Officiellement, ils organisent les voyages des joueurs. Détenteurs des clientèles, ils reçoivent des commissions des casinos. En cantonais, on les appelle les "empileurs de jetons". Ils ont surtout un rôle de banquier au noir : ils ouvrent un crédit au joueur, qui n'a pas à apporter à Macao son propre argent. Ce dernier trouvera sur place la somme qu'il a demandée, après avoir fourni la contrepartie ou un à-valoir à un représentant du junket dans son pays d'origine. De retour, il procédera au solde de son compte. En raison du contrôle sur les changes en Chine, les joueurs venus du continent – qui sont la majorité – ont impérativement besoin de ces fournisseurs de crédit occulte.

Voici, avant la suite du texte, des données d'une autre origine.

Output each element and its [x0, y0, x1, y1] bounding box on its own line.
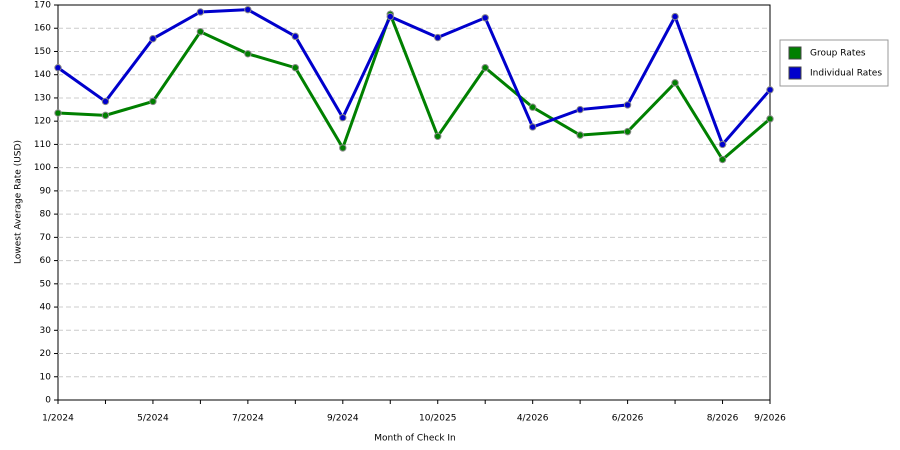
- y-tick-label: 90: [40, 186, 52, 196]
- y-tick-label: 110: [34, 140, 51, 150]
- data-point: [339, 113, 347, 122]
- x-tick-label: 4/2026: [517, 414, 549, 424]
- y-tick-label: 130: [34, 93, 51, 103]
- data-point: [766, 86, 774, 94]
- y-tick-label: 140: [34, 70, 51, 80]
- y-axis-label: Lowest Average Rate (USD): [14, 140, 24, 264]
- legend-swatch: [788, 46, 802, 60]
- y-tick-label: 60: [40, 256, 52, 266]
- legend-swatch: [788, 66, 802, 80]
- y-tick-label: 80: [40, 210, 52, 220]
- data-point: [671, 12, 679, 21]
- x-tick-label: 10/2025: [419, 414, 456, 424]
- data-point: [434, 132, 442, 140]
- data-point: [101, 111, 110, 120]
- data-point: [623, 101, 632, 109]
- y-tick-label: 10: [40, 372, 52, 382]
- data-point: [339, 144, 347, 152]
- y-tick-label: 170: [34, 1, 51, 11]
- x-tick-label: 9/2024: [327, 414, 359, 424]
- data-point: [244, 50, 252, 58]
- data-point: [481, 14, 489, 22]
- x-tick-label: 7/2024: [232, 414, 264, 424]
- data-point: [576, 105, 584, 114]
- x-tick-label: 9/2026: [754, 414, 786, 424]
- y-tick-label: 30: [40, 326, 52, 336]
- line-series: [57, 9, 771, 162]
- data-point: [291, 64, 300, 72]
- x-tick-label: 5/2024: [137, 414, 169, 424]
- data-point: [386, 12, 394, 21]
- data-point: [54, 109, 62, 117]
- y-tick-label: 150: [34, 47, 51, 57]
- line-series: [57, 8, 772, 148]
- y-tick-label: 0: [45, 396, 51, 406]
- y-tick-label: 50: [40, 279, 52, 289]
- data-point: [528, 123, 537, 131]
- x-axis-label: Month of Check In: [374, 434, 456, 444]
- data-point: [766, 115, 774, 123]
- data-point: [434, 33, 442, 42]
- legend-label: Group Rates: [810, 49, 866, 59]
- plot-area: [57, 4, 771, 401]
- data-point: [671, 79, 679, 87]
- legend-label: Individual Rates: [810, 69, 882, 79]
- x-tick-label: 8/2026: [707, 414, 739, 424]
- y-tick-label: 100: [34, 163, 51, 173]
- x-tick-label: 6/2026: [612, 414, 644, 424]
- data-point: [54, 64, 62, 72]
- data-point: [244, 5, 252, 14]
- data-point: [481, 64, 489, 72]
- data-point: [196, 8, 205, 16]
- y-tick-label: 70: [40, 233, 52, 243]
- data-point: [291, 32, 300, 41]
- data-point: [196, 28, 205, 36]
- data-point: [149, 97, 157, 106]
- data-point: [149, 34, 157, 43]
- data-point: [718, 155, 727, 164]
- y-tick-label: 120: [34, 117, 51, 127]
- data-point: [576, 131, 584, 139]
- x-tick-label: 1/2024: [42, 414, 74, 424]
- data-point: [623, 127, 632, 136]
- y-tick-label: 40: [40, 303, 52, 313]
- y-tick-label: 20: [40, 349, 52, 359]
- data-point: [718, 140, 727, 149]
- data-point: [528, 103, 537, 111]
- y-tick-label: 160: [34, 24, 51, 34]
- data-point: [101, 97, 110, 106]
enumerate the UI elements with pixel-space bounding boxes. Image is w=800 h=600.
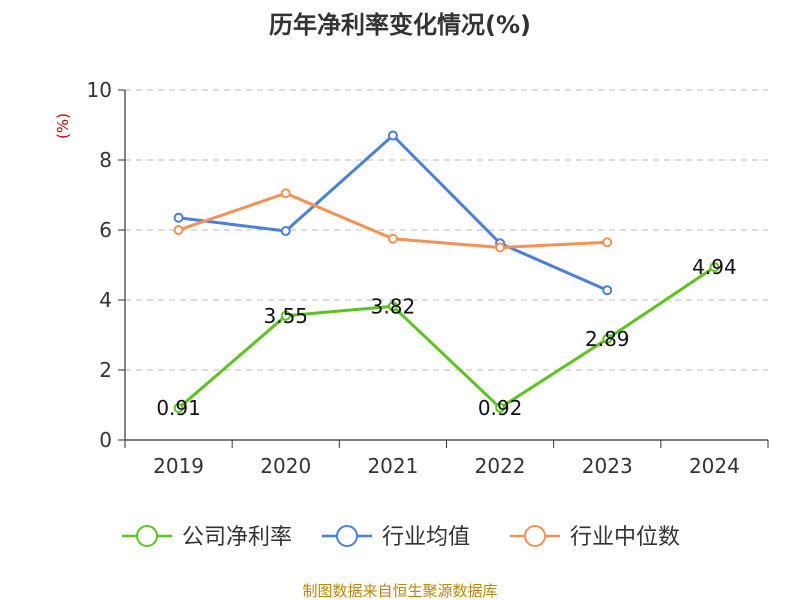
data-point[interactable] xyxy=(387,233,398,244)
series-line xyxy=(178,134,608,292)
y-tick-label: 4 xyxy=(99,288,112,312)
data-point[interactable] xyxy=(495,402,506,413)
legend-marker xyxy=(136,525,158,547)
data-labels: 0.91 3.55 3.82 0.92 2.89 4.94 xyxy=(156,255,736,420)
x-tick-label: 2021 xyxy=(367,454,418,478)
data-point[interactable] xyxy=(602,237,613,248)
series-lines xyxy=(173,130,720,414)
x-tick-label: 2019 xyxy=(153,454,204,478)
data-label: 0.92 xyxy=(478,396,523,420)
data-point[interactable] xyxy=(280,188,291,199)
data-point[interactable] xyxy=(709,262,720,273)
grid-lines xyxy=(125,89,768,371)
data-point[interactable] xyxy=(173,225,184,235)
axes: 0 2 4 6 8 10 2019 2020 2021 2022 2023 2024 xyxy=(87,78,769,478)
legend-marker xyxy=(336,525,358,547)
data-point[interactable] xyxy=(387,301,398,312)
chart-title: 历年净利率变化情况(%) xyxy=(269,11,531,39)
y-axis-unit: (%) xyxy=(54,113,72,139)
source-note: 制图数据来自恒生聚源数据库 xyxy=(302,582,497,600)
x-tick-label: 2023 xyxy=(582,454,633,478)
data-label: 3.82 xyxy=(371,294,416,318)
series-1 xyxy=(173,130,613,296)
y-tick-label: 0 xyxy=(99,428,112,452)
data-point[interactable] xyxy=(280,226,291,237)
y-tick-label: 8 xyxy=(99,148,112,172)
data-point[interactable] xyxy=(602,333,613,344)
data-point[interactable] xyxy=(495,242,506,253)
data-label: 3.55 xyxy=(263,304,308,328)
data-label: 2.89 xyxy=(585,327,630,351)
y-tick-label: 10 xyxy=(87,78,112,102)
legend-label: 公司净利率 xyxy=(182,525,292,550)
x-tick-label: 2020 xyxy=(260,454,311,478)
series-0 xyxy=(173,262,720,414)
x-tick-label: 2024 xyxy=(689,454,740,478)
x-tick-label: 2022 xyxy=(475,454,526,478)
data-point[interactable] xyxy=(387,130,398,141)
legend-item-0[interactable]: 公司净利率 xyxy=(122,525,292,550)
legend-label: 行业均值 xyxy=(382,525,470,550)
data-point[interactable] xyxy=(173,212,184,223)
data-point[interactable] xyxy=(602,285,613,296)
legend-marker xyxy=(524,525,546,547)
series-line xyxy=(177,265,716,410)
series-2 xyxy=(173,188,613,253)
legend[interactable]: 公司净利率 行业均值 行业中位数 xyxy=(122,525,680,550)
data-point[interactable] xyxy=(173,403,184,414)
legend-item-1[interactable]: 行业均值 xyxy=(322,525,470,550)
data-label: 4.94 xyxy=(692,255,737,279)
data-point[interactable] xyxy=(280,310,291,321)
data-label: 0.91 xyxy=(156,396,201,420)
y-tick-label: 6 xyxy=(99,218,112,242)
legend-item-2[interactable]: 行业中位数 xyxy=(510,525,680,550)
legend-label: 行业中位数 xyxy=(570,525,680,550)
y-tick-label: 2 xyxy=(99,358,112,382)
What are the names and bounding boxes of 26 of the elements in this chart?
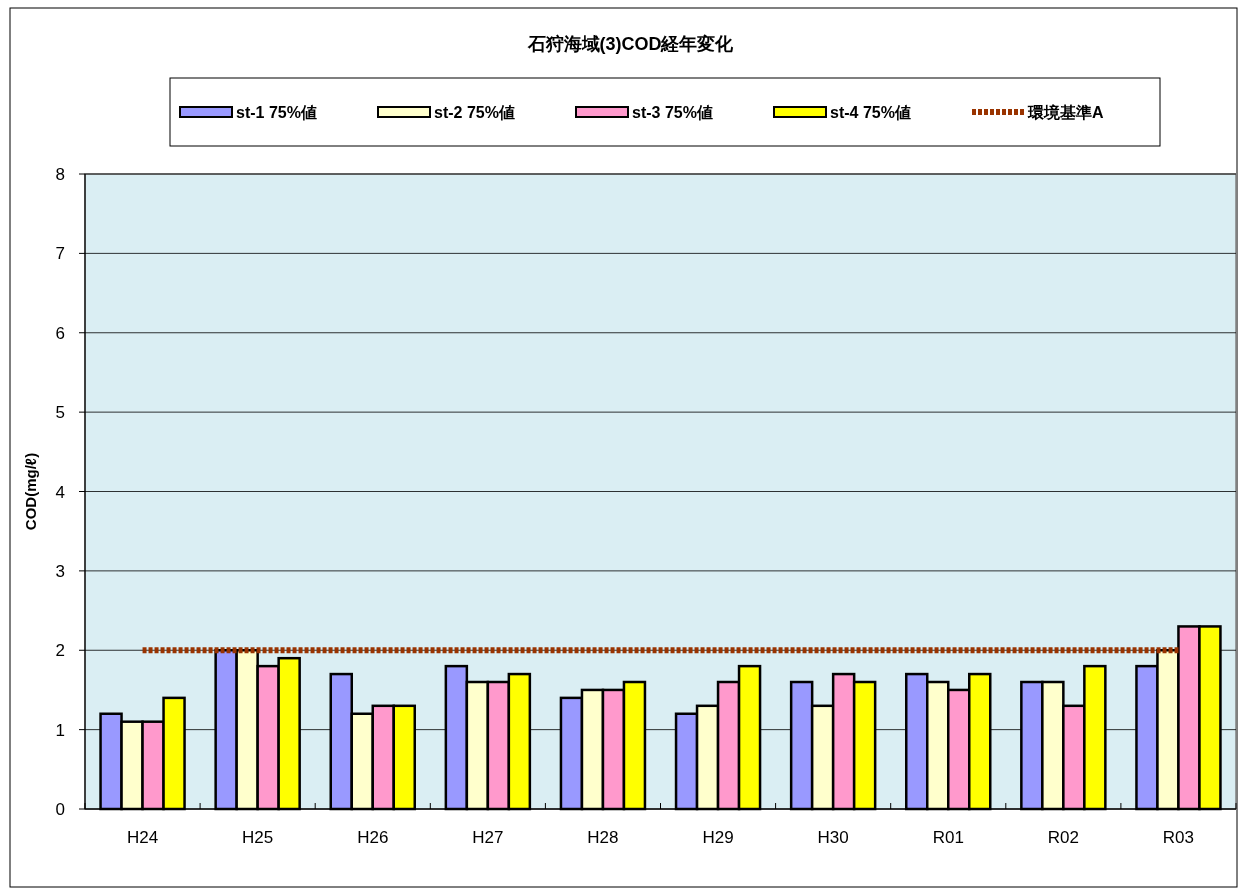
x-tick-label: H25	[242, 828, 274, 847]
x-tick-label: H29	[702, 828, 734, 847]
legend-label: st-4 75%値	[830, 104, 911, 121]
y-tick-label: 6	[55, 323, 65, 343]
x-tick-label: H30	[817, 828, 849, 847]
x-tick-label: R03	[1162, 828, 1195, 847]
y-axis-title: COD(mg/ℓ)	[22, 452, 39, 531]
y-tick-label: 8	[55, 165, 65, 184]
x-tick-label: H28	[587, 828, 619, 847]
y-tick-label: 5	[55, 403, 65, 423]
x-tick-label: H24	[126, 828, 159, 847]
y-tick-label: 0	[55, 800, 65, 819]
x-tick-label: H27	[472, 828, 504, 847]
y-tick-label: 4	[55, 482, 65, 502]
legend-label: 環境基準A	[1027, 103, 1104, 121]
x-tick-label: R02	[1047, 828, 1079, 847]
y-tick-label: 3	[55, 561, 65, 581]
legend-label: st-2 75%値	[434, 104, 515, 121]
legend-label: st-1 75%値	[236, 104, 317, 121]
y-tick-label: 2	[55, 641, 65, 661]
x-tick-label: H26	[357, 828, 389, 847]
y-tick-label: 1	[55, 720, 65, 740]
legend-label: st-3 75%値	[632, 104, 713, 121]
x-tick-label: R01	[932, 828, 964, 847]
y-tick-label: 7	[55, 244, 65, 264]
chart-title: 石狩海域(3)COD経年変化	[526, 34, 735, 54]
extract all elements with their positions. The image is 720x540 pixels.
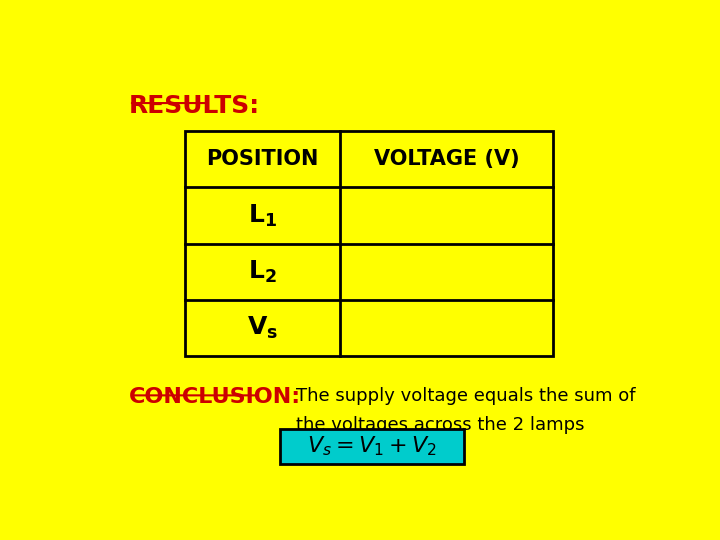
- Text: CONCLUSION:: CONCLUSION:: [129, 387, 301, 407]
- FancyBboxPatch shape: [280, 429, 464, 464]
- Text: The supply voltage equals the sum of: The supply voltage equals the sum of: [297, 387, 636, 405]
- Bar: [185, 131, 553, 356]
- Text: RESULTS:: RESULTS:: [129, 94, 260, 118]
- Text: $\mathbf{L_1}$: $\mathbf{L_1}$: [248, 202, 276, 228]
- Text: $\mathbf{L_2}$: $\mathbf{L_2}$: [248, 259, 276, 285]
- Text: VOLTAGE (V): VOLTAGE (V): [374, 150, 519, 170]
- Text: POSITION: POSITION: [206, 150, 318, 170]
- Text: $V_s = V_1 + V_2$: $V_s = V_1 + V_2$: [307, 435, 436, 458]
- Text: the voltages across the 2 lamps: the voltages across the 2 lamps: [297, 416, 585, 434]
- Text: $\mathbf{V_s}$: $\mathbf{V_s}$: [247, 315, 278, 341]
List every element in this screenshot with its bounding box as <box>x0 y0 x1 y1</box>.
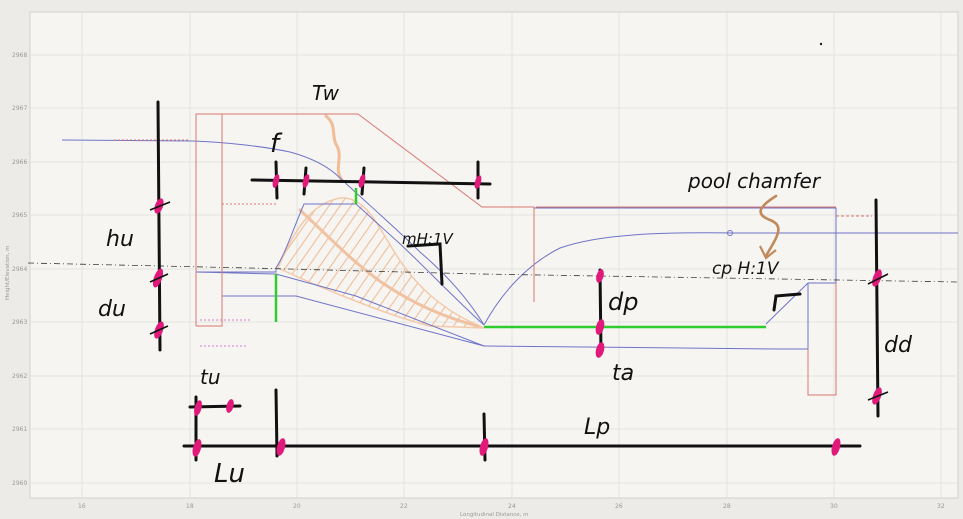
label-lu: Lu <box>214 459 245 489</box>
stray-dot <box>819 42 823 46</box>
marker <box>596 269 604 283</box>
grid <box>30 12 958 498</box>
y-tick: 2966 <box>12 159 27 166</box>
y-tick: 2967 <box>12 105 27 112</box>
x-tick: 30 <box>830 503 838 510</box>
label-pool-chamfer: pool chamfer <box>687 169 822 193</box>
x-tick: 24 <box>508 503 516 510</box>
label-tu: tu <box>200 365 221 389</box>
marker <box>358 174 366 188</box>
label-lp: Lp <box>584 415 610 440</box>
label-chamfer-slope: cp H:1V <box>712 259 780 279</box>
chamfer-arrowhead <box>759 245 777 260</box>
marker <box>595 342 605 358</box>
x-tick: 22 <box>400 503 408 510</box>
label-slope: mH:1V <box>402 230 454 248</box>
label-ta: ta <box>612 361 634 386</box>
x-tick: 16 <box>78 503 86 510</box>
marker <box>872 269 882 287</box>
x-tick: 28 <box>723 503 731 510</box>
magenta-markers <box>152 174 882 457</box>
marker-ticks <box>149 201 889 401</box>
plot-area <box>29 11 959 499</box>
blue-profile <box>61 115 958 350</box>
hatched-region <box>277 197 485 329</box>
grade-line <box>27 262 959 283</box>
marker <box>302 174 310 188</box>
x-tick: 32 <box>937 503 945 510</box>
marker <box>194 400 202 416</box>
y-tick: 2960 <box>12 480 27 487</box>
marker <box>272 174 280 188</box>
label-du: du <box>98 297 126 322</box>
marker <box>226 399 234 413</box>
y-tick: 2964 <box>12 266 27 273</box>
y-tick: 2963 <box>12 319 27 326</box>
hatch-edge <box>298 208 480 328</box>
label-hu: hu <box>106 227 134 252</box>
x-tick: 18 <box>186 503 194 510</box>
y-tick: 2965 <box>12 212 27 219</box>
marker <box>595 319 605 335</box>
marker <box>474 175 482 189</box>
red-profile <box>114 113 872 396</box>
y-tick: 2961 <box>12 426 27 433</box>
y-axis-label: Height/Elevation, m <box>5 246 11 300</box>
label-tw: Tw <box>312 81 340 105</box>
x-axis-label: Longitudinal Distance, m <box>460 512 529 518</box>
y-tick: 2968 <box>12 52 27 59</box>
x-tick: 26 <box>615 503 623 510</box>
green-lines <box>274 188 766 329</box>
x-tick: 20 <box>293 503 301 510</box>
marker <box>479 438 489 456</box>
marker <box>192 439 202 457</box>
chamfer-pointer <box>759 194 780 258</box>
label-dp: dp <box>608 288 638 316</box>
marker <box>831 438 841 456</box>
label-dd: dd <box>884 333 913 358</box>
tw-swirl <box>324 114 344 182</box>
marker <box>276 438 286 456</box>
y-tick: 2962 <box>12 373 27 380</box>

Aux gros joueurs, le junket peut aussi offrir des services spéciaux. Tels que des mises parallèles permettant de dépasser le montant maximal de celles aux tables de jeu : le joueur convient avec le junket que lorsqu'il mise 100 à la table, il joue en fait 1 000 ou 10 000. Que ce dernier gagne ou qu'il perde, cette mise supplémentaire sera réglée directement entre eux, sans que le casino intervienne. Le junket peut aussi arranger des paris par téléphone : un de ses acolytes à la table de jeu misant pour un tiers dont il reçoit les instructions sur un téléphone portable… Le joueur véritable reste anonyme. Autant de "services" qui autorisent bien des opérations peu transparentes de blanchiment. Or, il passe chaque année beaucoup d'argent sur les tables de Macao : de 300 à 400 milliards de dollars…
MÉTHODES EXPÉDITIVES
La violence n'est pas absente de l'arrière-cour des casinos : pour recouvrer les dettes de ses clients, le junket n'entame pas une action en justice. Il a des méthodes plus expéditives grâce à ses connivences avec la pègre locale ou étrangère. En Chine, c'est aux hommes de mains des triades (mafia) que revient la tâche de faire honorer leurs dettes aux perdants. La séquestration d'un joueur malchanceux à Macao jusqu'à ce que sa famille en Chine règle ses dettes est une pratique courante. Les passages à tabac, voire les assassinats, ou les "évaporations" (des pères de familles qui disparaissent) ne sont pas rares, à croire les rubriques des faits divers des journaux hongkongais. Les malchanceux ont à leur disposition une soixantaine de prêteurs sur gages qui, comme les casinos, fonctionnent 24 heures sur 24 : 10 % d'intérêt par mois pour récupérer son bien avant cent vingt jours. Bijoux, montres, portables non repris… sont en vente dans les vitrines. Les prêteurs requins qui rôdent dans les salles proposent, eux, des prêts à l'heure pour "se refaire".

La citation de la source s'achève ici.